Our team of Medication Guides — pharmacists and pharmacy technicians who support members throughout their medication journey — begin their relationship with impacted members as soon as we are operational as your PBM. Our Guides are both clinical experts and highly trained in the psychology of relationship-building. They operate with empathy and a goal of building trust.

This is non-trivial when an insurance company is communicating news of a disruptive change. It is not a welcome message for a member to receive. How it’s communicated matters.

When a phone conversation is possible, it offers so many opportunities for insights into a member’s health, life context, and goals. This insight in turn helps the Guide to be a better problem solver where there is room to do so. When there are multiple options of clinically appropriate medications or geographically appropriate pharmacies, the Guide is able to understand the “color” around a member’s life that helps the Guide make targeted recommendations. When a member is well-informed and well-advised the first time, it significantly limits disruption.
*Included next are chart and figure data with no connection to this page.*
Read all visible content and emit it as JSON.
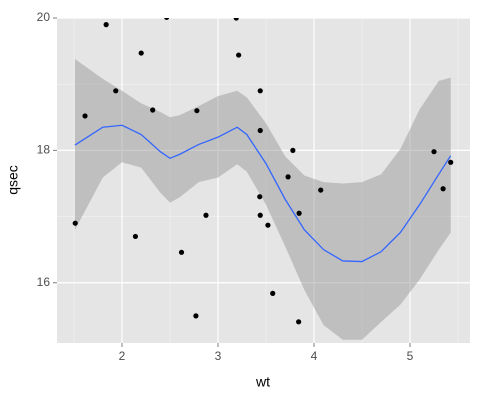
{
  "chart_data": {
    "type": "scatter",
    "x_label": "wt",
    "y_label": "qsec",
    "xlim": [
      1.323,
      5.625
    ],
    "ylim": [
      15.09,
      20.0
    ],
    "xticks": [
      2,
      3,
      4,
      5
    ],
    "yticks": [
      16,
      18,
      20
    ],
    "x_minor_ticks": [
      1.5,
      2.5,
      3.5,
      4.5,
      5.5
    ],
    "y_minor_ticks": [
      17,
      19
    ],
    "grid": true,
    "points": {
      "color": "#000000",
      "x": [
        1.513,
        1.615,
        1.835,
        1.935,
        2.14,
        2.2,
        2.32,
        2.465,
        2.62,
        2.77,
        2.78,
        2.875,
        3.19,
        3.215,
        3.44,
        3.44,
        3.435,
        3.44,
        3.52,
        3.57,
        3.73,
        3.78,
        3.84,
        3.845,
        4.07,
        5.25,
        5.345,
        5.424
      ],
      "values": [
        16.9,
        18.52,
        19.9,
        18.9,
        16.7,
        19.47,
        18.61,
        20.01,
        16.46,
        15.5,
        18.6,
        17.02,
        20.0,
        19.44,
        18.9,
        18.3,
        17.3,
        17.02,
        16.87,
        15.84,
        17.6,
        18.0,
        15.41,
        17.05,
        17.4,
        17.98,
        17.42,
        17.82
      ]
    },
    "smooth": {
      "color": "#3366ff",
      "band_color": "#999999",
      "x": [
        1.51,
        1.8,
        2.0,
        2.2,
        2.4,
        2.5,
        2.6,
        2.8,
        3.0,
        3.2,
        3.3,
        3.5,
        3.7,
        3.9,
        4.1,
        4.3,
        4.5,
        4.7,
        4.9,
        5.1,
        5.3,
        5.424
      ],
      "values": [
        18.08,
        18.35,
        18.38,
        18.24,
        17.98,
        17.88,
        17.94,
        18.09,
        18.2,
        18.35,
        18.24,
        17.8,
        17.26,
        16.8,
        16.5,
        16.33,
        16.32,
        16.47,
        16.76,
        17.18,
        17.64,
        17.92
      ],
      "upper": [
        19.38,
        19.08,
        18.9,
        18.71,
        18.58,
        18.5,
        18.53,
        18.67,
        18.82,
        18.9,
        18.8,
        18.41,
        17.91,
        17.62,
        17.52,
        17.5,
        17.52,
        17.64,
        18.02,
        18.62,
        19.05,
        19.1
      ],
      "lower": [
        16.8,
        17.59,
        17.82,
        17.74,
        17.36,
        17.21,
        17.29,
        17.52,
        17.59,
        17.79,
        17.68,
        17.18,
        16.55,
        15.89,
        15.36,
        15.14,
        15.14,
        15.41,
        15.67,
        16.05,
        16.5,
        16.76
      ]
    }
  }
}
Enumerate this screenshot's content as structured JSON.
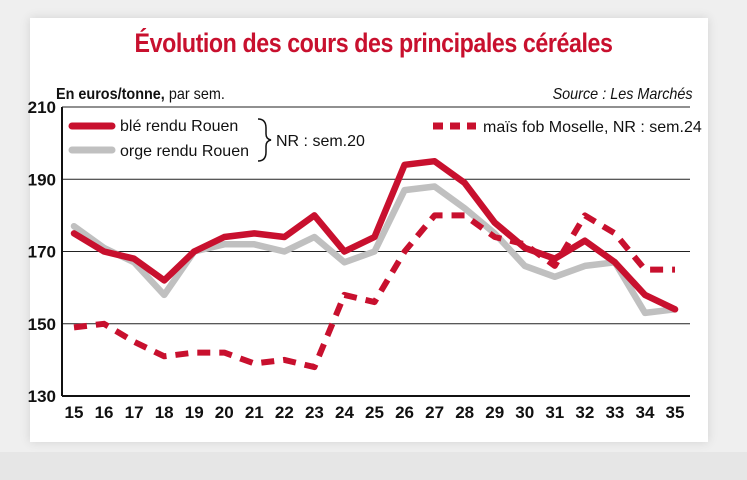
{
  "chart_data": {
    "type": "line",
    "title": "Évolution des cours des principales céréales",
    "unit_label_bold": "En euros/tonne,",
    "unit_label_rest": " par sem.",
    "source": "Source : Les Marchés",
    "x": [
      15,
      16,
      17,
      18,
      19,
      20,
      21,
      22,
      23,
      24,
      25,
      26,
      27,
      28,
      29,
      30,
      31,
      32,
      33,
      34,
      35
    ],
    "ylim": [
      130,
      210
    ],
    "yticks": [
      130,
      150,
      170,
      190,
      210
    ],
    "grid": true,
    "series": [
      {
        "name": "blé rendu Rouen",
        "color": "#c8102e",
        "style": "solid",
        "values": [
          175,
          170,
          168,
          162,
          170,
          174,
          175,
          174,
          180,
          170,
          174,
          194,
          195,
          189,
          178,
          171,
          168,
          173,
          167,
          158,
          154
        ]
      },
      {
        "name": "orge rendu Rouen",
        "color": "#c0c0c0",
        "style": "solid",
        "values": [
          177,
          171,
          167,
          158,
          170,
          172,
          172,
          170,
          174,
          167,
          170,
          187,
          188,
          182,
          175,
          166,
          163,
          166,
          167,
          153,
          154
        ]
      },
      {
        "name": "maïs fob Moselle, NR : sem.24",
        "color": "#c8102e",
        "style": "dashed",
        "values": [
          149,
          150,
          145,
          141,
          142,
          142,
          139,
          140,
          138,
          158,
          156,
          170,
          180,
          180,
          174,
          172,
          166,
          180,
          175,
          165,
          165
        ]
      }
    ],
    "bracket_note": "NR : sem.20",
    "legend_placement": "top"
  }
}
One way or another, our priority is making the member aware of the changes and letting them know we are here to support them.

Our committed approach to outreach stands in stark contrast to that of most other PBMs, whose communication around change is often limited to the sending of a single letter. In our opinion, this is a box checking exercise, not a sincere attempt to communicate or support the member.


To recap: What’s the WithMe Difference?

  1. Thorough preparation

  2. Commitment to client collaboration

  3. Member communication: empathetic, committed, constructive

These tenets underpin the right way to manage member transition during a PBM change. How that change is managed makes all the difference in the experience.

And they are the backbone of our process because, while any change has the potential to create problems, not all change is alike. Our actions can have an outsized impact on the experience and at WithMe, and we’re dedicated to making it a good one.